Guidelines updated for bariatric surgery

Significant new scientific evidence published over the last four years has prompted three major medical societies to change their guidance on who should receive metabolic and bariatric surgery and which methods should be used.

The new guidelines from the American Society for Metabolic and Bariatric Surgery (ASMBS), the American Association of Clinical Endocrinologists (AACE), and The Obesity Society (TOS) were published in the latest issues of “Surgery for Obesity and Related Diseases,” “Endocrine Practice,” and “Obesity,” the official peer-reviewed journals of each of the societies. The original clinical guidelines from the three organizations first appeared in 2008.

“Bariatric or metabolic surgery is among the most studied surgical interventions in medicine, and this ever-increasing mountain of evidence continues to show that these procedures are the most successful and durable treatment for obesity and several related diseases,” said Daniel B. Jones, MD, MS, FACS, professor of surgery at Harvard Medical School in Boston and one of a 12-member panel that developed the guidelines. “However, we’ve gleaned important new insights, cautions, and best practices based on the thousands of studies that were published in medical journals in just the last four years alone, and these are reflected in the new guidelines.”
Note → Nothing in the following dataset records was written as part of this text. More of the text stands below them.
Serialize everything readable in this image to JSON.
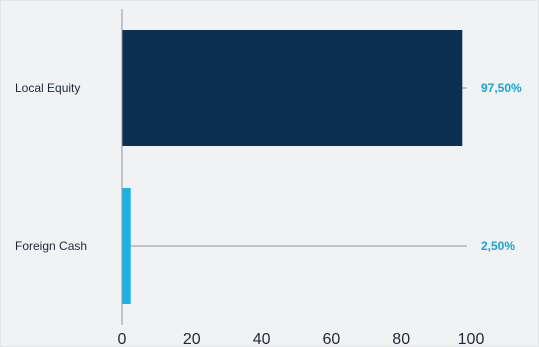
{
  "chart_data": {
    "type": "bar",
    "orientation": "horizontal",
    "categories": [
      "Local Equity",
      "Foreign Cash"
    ],
    "values": [
      97.5,
      2.5
    ],
    "value_labels": [
      "97,50%",
      "2,50%"
    ],
    "xlim": [
      0,
      100
    ],
    "x_ticks": [
      0,
      20,
      40,
      60,
      80,
      100
    ],
    "title": "",
    "xlabel": "",
    "ylabel": "",
    "grid": false,
    "legend": "none",
    "colors": [
      "#0b3050",
      "#1bb3e3"
    ],
    "label_color": "#1ba3d6",
    "axis_color": "#8a9aa5"
  }
}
Among the 74 evidence-based recommendations is the reclassification of sleeve gastrectomy, a restrictive surgical weight loss procedure that limits the amount of food patients can eat, as a proven weight loss surgical option, rather than an investigational one; that surgical eligibility be expanded to include patients with mild to moderate obesity and diabetes or metabolic syndrome; that women should avoid pregnancy before surgery and for 12 to 18 months after surgery; and a team approach to perioperative care “is mandatory with special attention to nutritional and metabolic issues.” The guidelines also provide recommendations on patient screening and selection, preoperative and postoperative management, selection of surgical method, and criteria for hospital readmission after surgery.

Sleeve gastrectomy isn’t ‘investigational’

Laparoscopic sleeve gastrectomy joins laparoscopic adjustable gastric banding, laparoscopic Roux-en-Y gastric bypass, and laparoscopic biliopancreatic diversion BPD, BPD/duodenal switch as primary bariatric and metabolic procedures for patients requiring weight loss and/or metabolic control. Research demonstrates sleeve gastrectomy has benefits comparable to these other procedures in terms of weight loss, resolution of obesity-related conditions, and rate of complications.

The guidelines do not recommend one primary procedure over another as each procedure poses different risks and benefits. It is recommended that the surgical method chosen should be based on specific patient goals and motivations, and surgeon and institutional expertise and experience. However, laparoscopic procedures are preferred over open procedures due to lower early postoperative morbidity and mortality.

Data have emerged on other procedures including gastric plication, electrical neuromodulation, and endoscopic sleeves, but the guidelines continue to classify them as investigational because of a lack of sufficient outcomes evidence.

Surgery for mild to moderate obesity and metabolic disease

According to the guidelines, patients with body mass index (BMI) of 30-34.9 kg/m2 with diabetes or metabolic syndrome may be offered a bariatric procedure, “although current evidence is limited by the number of subjects studied and lack of long term data demonstrating net benefit.” It is further noted that there is insufficient evidence for recommending a bariatric surgical procedure specifically for glycemic control alone, lipid lowering alone, or cardiovascular disease risk reduction alone, independent of BMI criteria. (Editor’s note: Type 2 diabetes is one of the co-morbidities the Centers for Medicare and Medicaid Services considers in determining whether bariatric surgery will be covered for a Medicare beneficiary who is morbidly obese, as long as the surgery is furnished at a Medicare-approved facility.)

Jaime Ponce, MD, ASMBS president, said, “These clinical guidelines provide evidence-based recommendations and information to help surgeons, primary care doctors and other health professionals make the most informed decisions for the benefit of patients.”